Previously supported by China – which has vetoed India’s move to declare Masood Azhar a terrorist at the United Nations – Islamabad is concerned about Beijing backing out in the aftermath of the Pulwama attack. This is especially true given the attack comes days before Islamabad is to explain the functioning of Hafiz Saeed-led groups in the country at the Financial Action Task Force (FATF) meeting in Paris.
“China backed out of supporting us at the FATF last year, after the US initiated the process to grey-list us saying that there is little point in backing us since we were bound to be put on the watchlist. And given the allegations from countries around the globe, US and China might back out from its veto on Masood Azhar as well,” said a government official, requesting anonymity, who was a part of the Pakistani delegation at the FATF.

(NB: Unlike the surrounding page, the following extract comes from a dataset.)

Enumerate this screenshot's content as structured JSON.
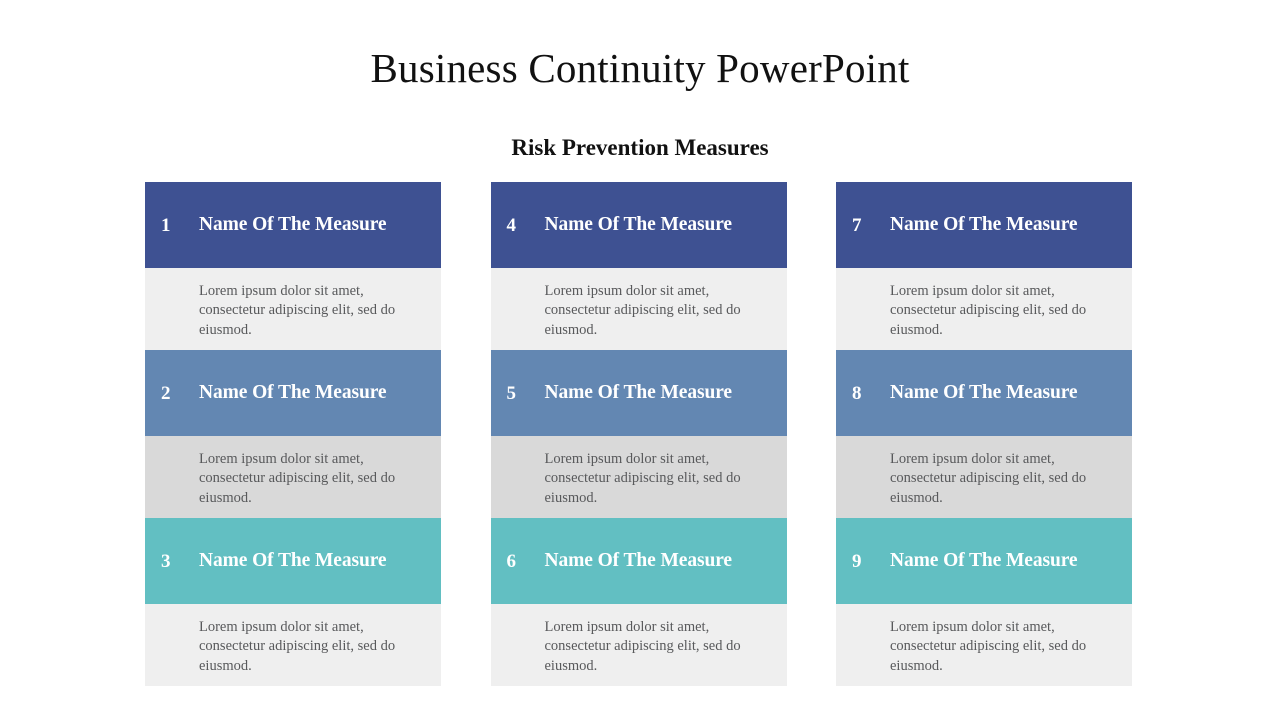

Where many express concern about the reaction of global powers, some also point out the ‘electoral’ benefits for the ruling Bharatiya Janata Party (BJP) in India.
Shamshad Ahmed, former foreign secretary of Pakistan, says, “With the general elections in India coming up in a few months, obviously the [Narendra] Modi regime will look to use the attack to help facilitate its election bid. This is the regime that falsely claimed that it had carried out surgical strikes in Pakistan, so it’s obvious that they will increase the anti-Pakistan rhetoric.”
Analysts in Pakistan largely put the blame on Indian policies in Jammu & Kashmir, maintaining that their use of violence is enhancing militancy in the valley.
“Sure, this attack bears all the hallmarks of a typical Jihadi hit, but the Modi administration is guilty of employing a very oppressive militant state policy on indigenous Kashmiris throughout its tenure,” says leading geopolitical analyst and Pakistan Today’s Opinion Editor Shahab Jafry, referring to the government’s widely-debated use of force including pellet guns against civilians.
“As for [Pakistan’s] jihadi policy, whatever its current position is, or whether or not there is a partial or complete rollback; these measures will be incorporated away from the public eye. Friends like China have been pushing for a change for a while, but in this particular instance the Indians have also hurt their own position somewhat,” he adds.